The thing I’ve learned recently is how sophisticated sellers in my neighborhood have become. For the most part, each home is a shining example of how to make lemonade with the lemons that exist in your own house. Mostly, the houses looked as if they’ve been staged into a showpiece that’s really appealing.

But one house I visited over the weekend had a classic case of what I call “Open House Don’ts.” These are things you don’t want to do if you’ve listed your house for sale:

DON’T leave dirty clothes all over the bedroom floor, your bed, in the bathtub or even in the laundry room. No one wants to see your dirty underwear, or even your son’s sweater draped over a chair. Dirty clothes belong in a hamper. And, don’t forget to make your bed.

DON’T leave dirty dishes in the sink, on the counter, or anywhere except in a dishwasher. And even then, you should run the dishwasher so that you have time to empty it before you get out of the way for the showing. No one wants to imagine what you made for dinner last night. Be sure to sweep the house for coffee cups, milk or sippy cups or other remnants of late-night snacking.

DON’T leave a filthy house, hoping the buyer’s will see past the dustballs near the couch – they won’t, and as they run their fingers over your dusty window frame, they’ll just wonder what other maintenance projects you’ve let slip.

DON’T allow odors from pets, babies or other unappetizing smells (think bathrooms, garbage and smelly cheese in the refrigerator) to permeate your home. If you think your home might smell bad, ask a neighbor to give it a “whiff test.” If your house does smell bad, don’t try to mask it with a spray. Buy a roll of refrigerated cookie dough and slice and bake some on a piece of tinfoil just before the showing. It’ll make your house smell good enough to eat.

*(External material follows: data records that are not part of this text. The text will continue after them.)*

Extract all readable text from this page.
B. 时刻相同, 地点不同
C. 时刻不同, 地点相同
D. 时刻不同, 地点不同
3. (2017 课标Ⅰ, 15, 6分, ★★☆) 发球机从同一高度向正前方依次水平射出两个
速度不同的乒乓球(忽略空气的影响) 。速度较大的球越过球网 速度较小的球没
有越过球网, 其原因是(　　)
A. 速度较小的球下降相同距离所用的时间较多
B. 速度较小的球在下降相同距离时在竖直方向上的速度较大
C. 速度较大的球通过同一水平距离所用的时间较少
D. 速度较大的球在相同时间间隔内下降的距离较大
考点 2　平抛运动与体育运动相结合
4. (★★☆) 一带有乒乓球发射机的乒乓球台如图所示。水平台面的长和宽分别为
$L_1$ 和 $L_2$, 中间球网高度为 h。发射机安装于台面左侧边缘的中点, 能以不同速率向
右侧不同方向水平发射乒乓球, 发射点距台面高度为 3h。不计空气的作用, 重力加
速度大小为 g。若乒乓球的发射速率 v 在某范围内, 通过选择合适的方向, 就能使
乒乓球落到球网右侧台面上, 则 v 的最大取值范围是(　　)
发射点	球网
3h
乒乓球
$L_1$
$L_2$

DON’T assume Mother Nature is your friend. Prepare for whatever weather is seasonally appropriate. If it’s winter, then be sure your walk is shoveled and salted. If it’s wet, be sure to leave out a tray for wet boots. And while we’re on the subject:

DON’T assume that prospective buyers will treat your house as if it were already theirs. If you don’t want muddy shoes or boots on your white carpets, create a nice laminated sign that nicely asks everyone to remove their shoes. Then, provide a basket of booties or socks for buyers and agents to slip on as they walk through your home.

DON’T leave vacant rooms filled with junk, toys or spillover messes from other rooms. If you’re lucky enough to have too much space in your house, make sure your empty rooms are pristine.

DON’T leave personal information like mail or bills out in the open where anyone can see it. Be sure to lock down your computer and lock up your laptop and any other expensive, easy-to-pocket electronics, like iPods, before your showing.

DON’T leave money, jewelry or other valuables out in the open or even in typical hiding places, like the top dresser drawer. Invest in a safe or put your valuables in a brown paper bag and hide them somewhere unusual, like in a box at the top of the closet, or in the basement.

DON’T use boxes and extra furniture to hide problems in your basement or attic. Don’t use paint to cover up perennial problems. In other words, fix the leak, don’t just paint over it.

DON’T leave your house in the dark. People want to buy light, bright homes. As you walk through the house for the final check before you clear out for the showing, be sure to turn on all the lights, including closet lights. While you may pay a few bucks more on your electric bill, a dark house simply won’t sell.